The next morning, Mr. Gonzalez called 60 dazed workers together
to confirm those fears. He tearfully told them that Ryder was coming
for its trucks, the utilities were about to be cut off, he couldn't
meet payroll and was headed to the hardware store for a heavy chain
and padlock.
"Our local bank wasn't going to work with us," Mr. Gonzalez
says, his bitterness still apparent. "The insurance company
was going to wait until we got the plant fixed before it would give
us any money."
Friends with clout persuaded the bank and trucking company to hold
off a little longer. One buddy gave him $200,000 to tide him over.
Workers went without pay. And Mr. Gonzalez promised the insurance
company he'd have the plant back in business in 30 days if it would
give him some up-front money to get the work started.
"I brought all the men together," he says. "They
got to see me real humble. I'd mortgaged everything. I'd sold my
house on Park Lane. Everything I had was in this place. I told them,
'Guys, this is my last shot.'"
A couple of times payroll wasn't met, but the workers kept going
around the clock. Twenty-eight days after the fire, - and two days
under the deadline - AGE Refining was back making jet fuel and money.
As the little guy among giant refineries, Mr. Gonzalez remains
determined to maneuver with extreme caution. He knows that if he
goes toe-to-toe with the big boys, he's going to get stomped.
"We take the crumbs that the majors don't want," he says.
"We'll do small things that are too cumbersome for them to
deal with."
For example, AGE shares the U-2 fuel deal with Exxon, but the major
has opted not to deliver on its share for a while, making AGE the
sole supplier. "It's such a comparatively small quantity for
Exxon. But for us, it's a really neat deal."
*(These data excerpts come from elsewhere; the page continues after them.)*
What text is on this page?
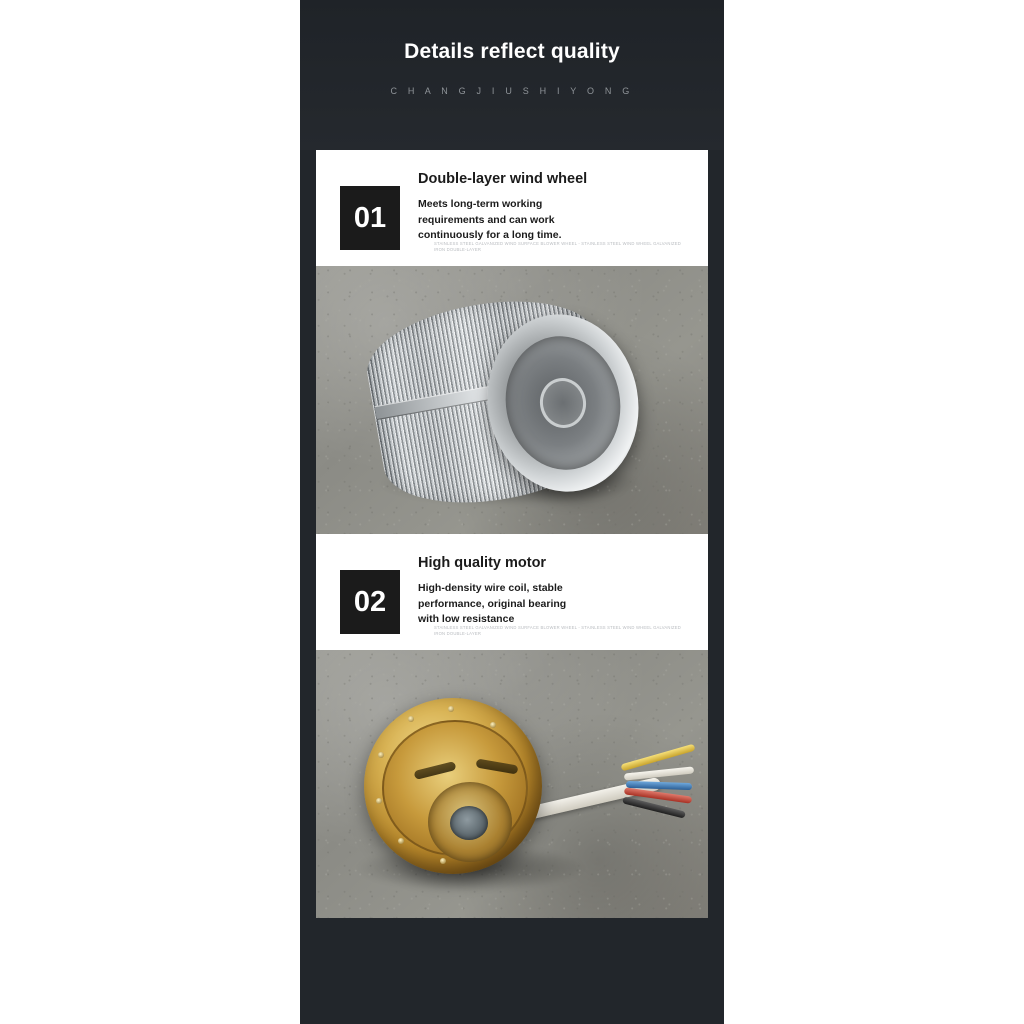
Details reflect quality

C H A N G J I U S H I Y O N G

01
Double-layer wind wheel

Meets long-term working requirements and can work continuously for a long time.

STAINLESS STEEL GALVANIZED WIND SURFACE BLOWER WHEEL - STAINLESS STEEL WIND WHEEL GALVANIZED IRON DOUBLE-LAYER
02
High quality motor

High-density wire coil, stable performance, original bearing with low resistance

STAINLESS STEEL GALVANIZED WIND SURFACE BLOWER WHEEL - STAINLESS STEEL WIND WHEEL GALVANIZED IRON DOUBLE-LAYER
Mr. Wagner's first inclination after the blaze was to call off
the deal. "As a lender, if you're doing a property-based loan
and it burns down, it's tough to fund the loan," he says with
a soft chuckle.
But somewhere during the year and a half that it took to clear
environmental and legal hurdles, Mr. Gonzalez's loans ceased to
be numbers on paper for Mr. Wagner. "You get a feeling about
somebody, and you want to do everything you can to help them. I
felt that way about Al."
So he stuck with him - despite raised eyebrows at corporate headquarters
in California. In a strange twist, he says, the fire ended up being
a positive. Necessary insurance was in place and eventually paid
for the business interruption and plant damage.
"We had to overcome some objections within our company. Refineries
explode," he says matter of factly. "When they wanted
to know what would happen if the plant burns down, we could say,
'It did, and here's what happened.'"
It's provided a feel-good experience for all concerned, says Mr.
Wagner. "Particularly," he adds with a laugh, "if
Al stays in business and repays the loans."
Upbeat workers here pledge they'll help their boss do just that.
Having tasted death twice, they have no appetite for a third course.
The past six months have been decidedly better, and Mr. Gonzalez
is breathing easier. "By December, we'd caught up with everyone,
just like we said we would," he says. "The most important
thing is, we salvaged those jobs."
So when Mr. Gonzalez and Mr. Wagner tour the plant together and
see brown gook being turned into high-grade jet fuel, they share
a bond rarely found these days between a borrower and his lender.
The two have survived a firestorm.
Cheryl Hall is the Financial Editor of The Dallas Morning News.